As the technology improves, we’re going to see liquid biopsies used in multiple different cancers, explained Lee Schwartzberg, MD, FACP, executive director, West Cancer Center.
Transcript
Liquid biopsies have shown promise in lung cancer and most recently in breast cancer. Do you think use of these biopsies will become more prevalent in the future?
I think liquid biopsies are going to be very important in the precision oncology world of tomorrow. I just returned from AACR [American Association for Cancer Research], and there were many presentations in 2019 about liquid biopsies. So, the technology is developing very quickly. The idea that tumors shed both cells and circulating tumor DNA, as well as other some subcellular molecules like microRNA and proteins into the blood stream, means that really the blood is a rich source of understanding the dynamics of how tumors grow and shrink. So, as the technology improves, and as the studies are done to show concordance against tissue biopsies, we’re going to see liquid biopsies used in multiple different directions.

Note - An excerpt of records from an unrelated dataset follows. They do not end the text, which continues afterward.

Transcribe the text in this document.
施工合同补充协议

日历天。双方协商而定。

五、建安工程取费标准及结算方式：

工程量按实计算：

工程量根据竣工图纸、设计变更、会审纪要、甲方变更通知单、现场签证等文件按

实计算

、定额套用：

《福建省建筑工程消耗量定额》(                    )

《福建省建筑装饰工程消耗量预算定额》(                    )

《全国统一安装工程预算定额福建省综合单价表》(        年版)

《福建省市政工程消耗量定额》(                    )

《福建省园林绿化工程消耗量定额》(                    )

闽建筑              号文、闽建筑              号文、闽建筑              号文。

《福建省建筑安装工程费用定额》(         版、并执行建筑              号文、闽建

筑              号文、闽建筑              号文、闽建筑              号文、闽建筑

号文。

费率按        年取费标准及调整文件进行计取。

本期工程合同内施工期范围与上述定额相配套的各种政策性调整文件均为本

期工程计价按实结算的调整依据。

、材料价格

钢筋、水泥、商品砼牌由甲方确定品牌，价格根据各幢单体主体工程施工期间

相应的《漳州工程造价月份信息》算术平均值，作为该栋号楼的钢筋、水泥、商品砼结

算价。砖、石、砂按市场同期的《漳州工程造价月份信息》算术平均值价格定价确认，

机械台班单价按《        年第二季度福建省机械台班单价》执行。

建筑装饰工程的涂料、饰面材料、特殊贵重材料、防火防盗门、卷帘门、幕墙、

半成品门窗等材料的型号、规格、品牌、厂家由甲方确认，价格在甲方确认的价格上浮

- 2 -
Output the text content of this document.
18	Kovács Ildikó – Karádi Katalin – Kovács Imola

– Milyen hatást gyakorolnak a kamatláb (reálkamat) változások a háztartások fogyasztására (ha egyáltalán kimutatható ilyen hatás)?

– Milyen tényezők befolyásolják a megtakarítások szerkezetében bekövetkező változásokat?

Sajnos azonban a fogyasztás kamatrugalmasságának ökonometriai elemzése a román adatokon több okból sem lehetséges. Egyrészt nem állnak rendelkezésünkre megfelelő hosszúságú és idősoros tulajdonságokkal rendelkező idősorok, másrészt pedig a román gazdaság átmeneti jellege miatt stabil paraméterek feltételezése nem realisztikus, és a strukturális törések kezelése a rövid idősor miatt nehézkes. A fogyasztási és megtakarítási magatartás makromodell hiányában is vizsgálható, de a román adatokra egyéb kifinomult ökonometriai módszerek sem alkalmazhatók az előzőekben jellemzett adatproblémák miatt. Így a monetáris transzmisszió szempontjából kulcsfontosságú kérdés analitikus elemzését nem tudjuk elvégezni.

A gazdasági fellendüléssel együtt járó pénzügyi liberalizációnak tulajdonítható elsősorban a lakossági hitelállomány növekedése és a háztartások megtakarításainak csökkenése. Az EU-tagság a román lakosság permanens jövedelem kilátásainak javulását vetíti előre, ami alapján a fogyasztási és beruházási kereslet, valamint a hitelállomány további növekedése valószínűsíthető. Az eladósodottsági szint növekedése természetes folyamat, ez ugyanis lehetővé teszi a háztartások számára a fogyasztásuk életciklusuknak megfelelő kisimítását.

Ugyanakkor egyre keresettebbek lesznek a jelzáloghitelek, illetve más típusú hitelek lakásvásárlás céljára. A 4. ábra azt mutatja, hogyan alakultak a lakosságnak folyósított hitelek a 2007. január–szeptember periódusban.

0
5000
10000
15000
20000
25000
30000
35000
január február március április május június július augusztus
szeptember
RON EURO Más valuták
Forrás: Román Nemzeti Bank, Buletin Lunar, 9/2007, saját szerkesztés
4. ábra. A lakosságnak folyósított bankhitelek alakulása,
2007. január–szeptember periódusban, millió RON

Right now, they’re good for when you don’t have a tissue biopsy available or there’s a limited sample or not enough to do next-generation sequencing, for example, we can get those results from a liquid biopsy. I think in metastatic cancer, it’s going to be very useful to monitor patients to see what happens, because tumors unfortunately change over time. They can find resistance mechanisms to get around some of the medicines we use. And of course, there’s a lot of interest in early diagnosis using liquid biopsies, and many companies are working on tests that can be used broadly to screen patients for cancer when they have no symptoms. So, we’re very excited about the entire spectrum of liquid biopsies. There’s a lot of work that needs to be done. There’s a lot of clinical trials to show the clinical utility, but the validation—technical validation and the clinical validation—has already been largely done.